This spiritual phenomenon takes place in our lives more than we realize. For each person the fear is slightly different. Sometimes we fail to follow Christ because we are afraid of what it will cost us. There is a cost associated with each step of the spiritual journey; a further detachment from the things of this world, a new step of faith and trust, a great reliance upon Christ. When we face those moments of truth when the cost is made abundantly clear, we can feel very threatened and vulnerable. For so long we have lived in a certain way, for so long our security has been wrapped up in the things and ways that we are now being asked to put aside. The fears can grow very large.

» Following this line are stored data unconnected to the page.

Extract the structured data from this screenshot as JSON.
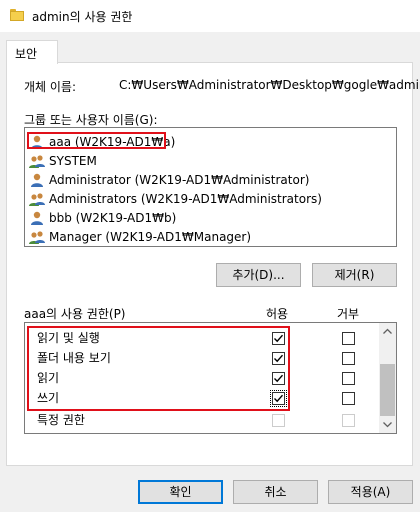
{
  "window": {
    "title": "admin의 사용 권한",
    "folder_icon": "folder-icon"
  },
  "tabs": [
    {
      "label": "보안",
      "active": true
    }
  ],
  "object": {
    "label": "개체 이름:",
    "value": "C:₩Users₩Administrator₩Desktop₩gogle₩admin"
  },
  "groups": {
    "label": "그룹 또는 사용자 이름(G):",
    "items": [
      {
        "name": "aaa (W2K19-AD1₩a)",
        "icon": "user-icon",
        "selected": true
      },
      {
        "name": "SYSTEM",
        "icon": "group-icon"
      },
      {
        "name": "Administrator (W2K19-AD1₩Administrator)",
        "icon": "user-icon"
      },
      {
        "name": "Administrators (W2K19-AD1₩Administrators)",
        "icon": "group-icon"
      },
      {
        "name": "bbb (W2K19-AD1₩b)",
        "icon": "user-icon"
      },
      {
        "name": "Manager (W2K19-AD1₩Manager)",
        "icon": "group-icon"
      }
    ]
  },
  "buttons": {
    "add": "추가(D)...",
    "remove": "제거(R)",
    "ok": "확인",
    "cancel": "취소",
    "apply": "적용(A)"
  },
  "permissions": {
    "label": "aaa의 사용 권한(P)",
    "allow_header": "허용",
    "deny_header": "거부",
    "rows": [
      {
        "name": "읽기 및 실행",
        "allow": true,
        "deny": false
      },
      {
        "name": "폴더 내용 보기",
        "allow": true,
        "deny": false
      },
      {
        "name": "읽기",
        "allow": true,
        "deny": false
      },
      {
        "name": "쓰기",
        "allow": true,
        "deny": false,
        "focused": true
      },
      {
        "name": "특정 권한",
        "allow": false,
        "deny": false,
        "disabled": true
      }
    ]
  },
  "colors": {
    "highlight": "#e0101a",
    "primary_border": "#0078d7"
  }
}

Other times we falter in our journey towards God because we are afraid of the reactions of others. As we grow towards God, we change. Very often these changes are not immediately accepted by those who have known us. When we move towards God in positive and challenging ways, we run the risk of misunderstanding, abuse and rejection. Once again, the fears loom large. Other times we are afraid of our own inability to do that which God has asked us to do. Perhaps we have failed so many times in the past that we are afraid of falling again. It seems easier to do nothing than to step out in obedience to the call of God.

These and many others represent the nature of our fears. But St. John pushes us to see the "why" behind the "what." He isolates two factors. First we are overwhelmed with fear because of our pride. "A proud soul is the slave of cowardice. Trusting only itself, it is frightened by a sound or shadow." Secondly, we often are overwhelmed by fear through demonic oppression. St. John describes it this way: "It is barrenness of soul, not the darkness or emptiness of places, which gives the demons power against us. And the providence of God sometimes allows this to happen so that we may learn from it."

How do we overcome such fears? The answer is clear: through sincere humility and heartfelt trust in God and through the rejection of all Satanic fantasies. We must not allow fear to keep us from pursuing God. We must look neither to the right nor to the left, but walk faithfully on that path which God has laid before us, looking to Jesus the Author and Finisher of our faith.